What is Ecosocial?


The Sustainable Welfare & Eco-social Policy Network will provide participants with the opportunity for exchange and the ultimate aim to expand into a new and stronger network. The idea is to foster a collaborative spirit among academics in this growing research area and to come up with a set of common activities and services

Ecosocial Web

At the heart of ecosocial strategies is the recognition that inequality and environment  degradation are different sides of the same coin and that we need to progress equality and environmental sustainability as interlinked goals.    Achievement of each form of sustainability depends on the other and this understanding informs ecosocial ambition, analysis, solutions, and strategies for action. Eco-social policies are explicitly designed to achieve social and ecological goals in an interconnected manner.

Ecosocial welfare identifies  a range of tools, including social policy or welfare policies and practices (Mandelli 2022). These tools mean a shift from production and consumption, and moving to socially value other ways of being in the world, forms of contribution that achieve both social and environmental protection. The focus is less on how welfare can mitigate unequal impacts of climate change and more on what eco-social policy offers as part of a post-growth society that moves beyond societal and environmental degradation.  Ecosocial approaches are transformative of the entire socio- economic system.  This type of ‘system change’ demotes economic growth as a primary mechanism to distribute resources and focuses on eco-social alternatives in how we redistribute not only carbon emissions, but all aspects of our lives including care,  work, and time and how we collectively distribute services,  income and wealth.  

In the book Creating an EcoSocial Welfare Future a palette of policies is suggested  including enabling institutions, universal basic services and participation income, that together  can contribute towards a society based on equality, reciprocity and interdependence, rooted in an ethic of care for our planet and each other.
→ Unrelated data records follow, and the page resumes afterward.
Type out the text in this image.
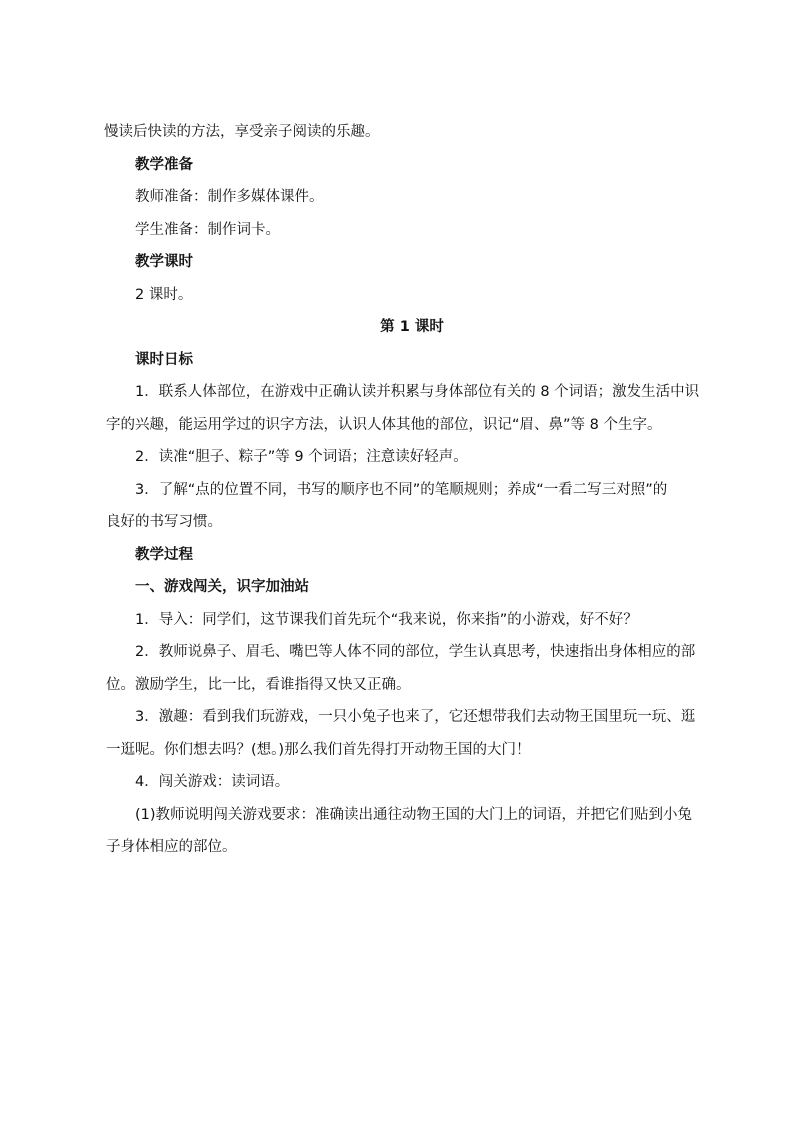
慢读后快读的方法，享受亲子阅读的乐趣。

教学准备

教师准备：制作多媒体课件。

学生准备：制作词卡。

教学课时

2 课时。

第 1 课时

课时日标

1．联系人体部位，在游戏中正确认读并积累与身体部位有关的 8 个词语；激发生活中识

字的兴趣，能运用学过的识字方法，认识人体其他的部位，识记“眉、鼻”等 8 个生字。

2．读准“胆子、粽子”等 9 个词语；注意读好轻声。

3．了解“点的位置不同，书写的顺序也不同”的笔顺规则；养成“一看二写三对照”的

良好的书写习惯。

教学过程

一、游戏闯关，识字加油站

1．导入：同学们，这节课我们首先玩个“我来说，你来指”的小游戏，好不好？

2．教师说鼻子、眉毛、嘴巴等人体不同的部位，学生认真思考，快速指出身体相应的部

位。激励学生，比一比，看谁指得又快又正确。

3．激趣：看到我们玩游戏，一只小兔子也来了，它还想带我们去动物王国里玩一玩、逛

一逛呢。你们想去吗？(想。)那么我们首先得打开动物王国的大门！

4．闯关游戏：读词语。

(1)教师说明闯关游戏要求：准确读出通往动物王国的大门上的词语，并把它们贴到小兔

子身体相应的部位。
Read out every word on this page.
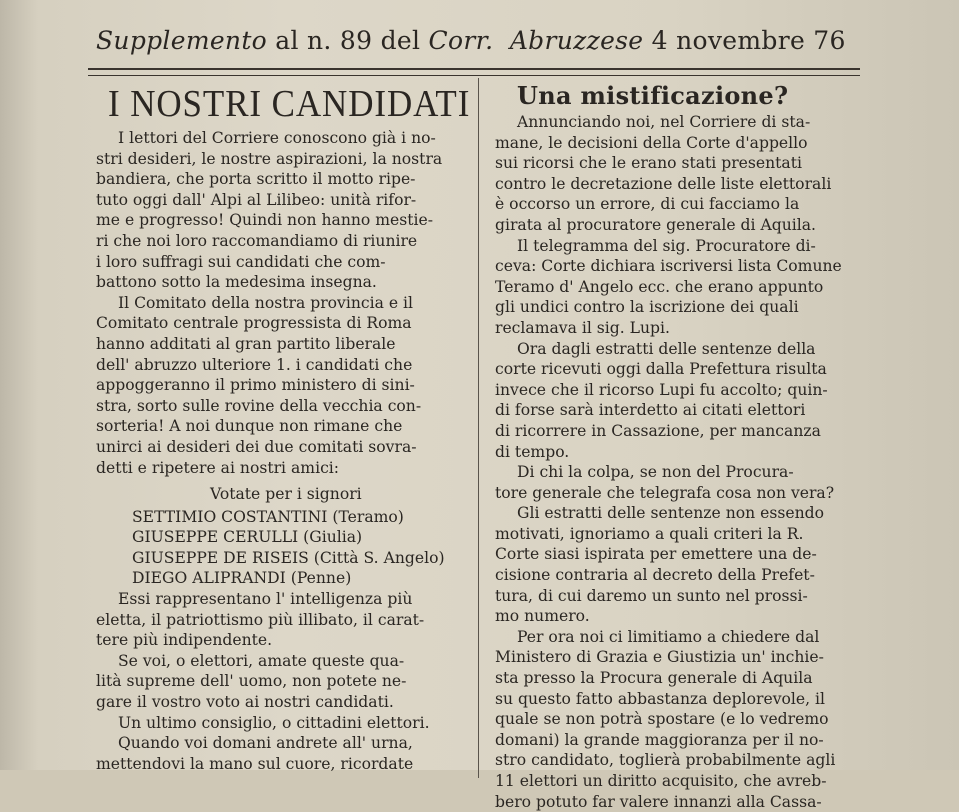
Supplemento al n. 89 del Corr. Abruzzese 4 novembre 76
I NOSTRI CANDIDATI
I lettori del Corriere conoscono già i no-
stri desideri, le nostre aspirazioni, la nostra
bandiera, che porta scritto il motto ripe-
tuto oggi dall' Alpi al Lilibeo: unità rifor-
me e progresso! Quindi non hanno mestie-
ri che noi loro raccomandiamo di riunire
i loro suffragi sui candidati che com-
battono sotto la medesima insegna.
Il Comitato della nostra provincia e il
Comitato centrale progressista di Roma
hanno additati al gran partito liberale
dell' abruzzo ulteriore 1. i candidati che
appoggeranno il primo ministero di sini-
stra, sorto sulle rovine della vecchia con-
sorteria! A noi dunque non rimane che
unirci ai desideri dei due comitati sovra-
detti e ripetere ai nostri amici:
Votate per i signori
SETTIMIO COSTANTINI (Teramo)
GIUSEPPE CERULLI (Giulia)
GIUSEPPE DE RISEIS (Città S. Angelo)
DIEGO ALIPRANDI (Penne)
Essi rappresentano l' intelligenza più
eletta, il patriottismo più illibato, il carat-
tere più indipendente.
Se voi, o elettori, amate queste qua-
lità supreme dell' uomo, non potete ne-
gare il vostro voto ai nostri candidati.
Un ultimo consiglio, o cittadini elettori.
Quando voi domani andrete all' urna,
mettendovi la mano sul cuore, ricordate
Una mistificazione?
Annunciando noi, nel Corriere di sta-
mane, le decisioni della Corte d'appello
sui ricorsi che le erano stati presentati
contro le decretazione delle liste elettorali
è occorso un errore, di cui facciamo la
girata al procuratore generale di Aquila.
Il telegramma del sig. Procuratore di-
ceva: Corte dichiara iscriversi lista Comune
Teramo d' Angelo ecc. che erano appunto
gli undici contro la iscrizione dei quali
reclamava il sig. Lupi.
Ora dagli estratti delle sentenze della
corte ricevuti oggi dalla Prefettura risulta
invece che il ricorso Lupi fu accolto; quin-
di forse sarà interdetto ai citati elettori
di ricorrere in Cassazione, per mancanza
di tempo.
Di chi la colpa, se non del Procura-
tore generale che telegrafa cosa non vera?
Gli estratti delle sentenze non essendo
motivati, ignoriamo a quali criteri la R.
Corte siasi ispirata per emettere una de-
cisione contraria al decreto della Prefet-
tura, di cui daremo un sunto nel prossi-
mo numero.
Per ora noi ci limitiamo a chiedere dal
Ministero di Grazia e Giustizia un' inchie-
sta presso la Procura generale di Aquila
su questo fatto abbastanza deplorevole, il
quale se non potrà spostare (e lo vedremo
domani) la grande maggioranza per il no-
stro candidato, toglierà probabilmente agli
11 elettori un diritto acquisito, che avreb-
bero potuto far valere innanzi alla Cassa-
However many other tax, welfare, services  and labour market policies are also relevant to creating conditions for social and ecological sustainability. Ultimately ecosocial strategies  can support a different political economy that rebalances power away from markets, and towards the state and society. While transformative the seeds for such change are hidden in the present  and we can find the seeds of ecosocial policy in contemporary welfare policy enabling transition. That said the ‘urgency of now’ requires we accelerate the path to eco-social welfare. Ready Now.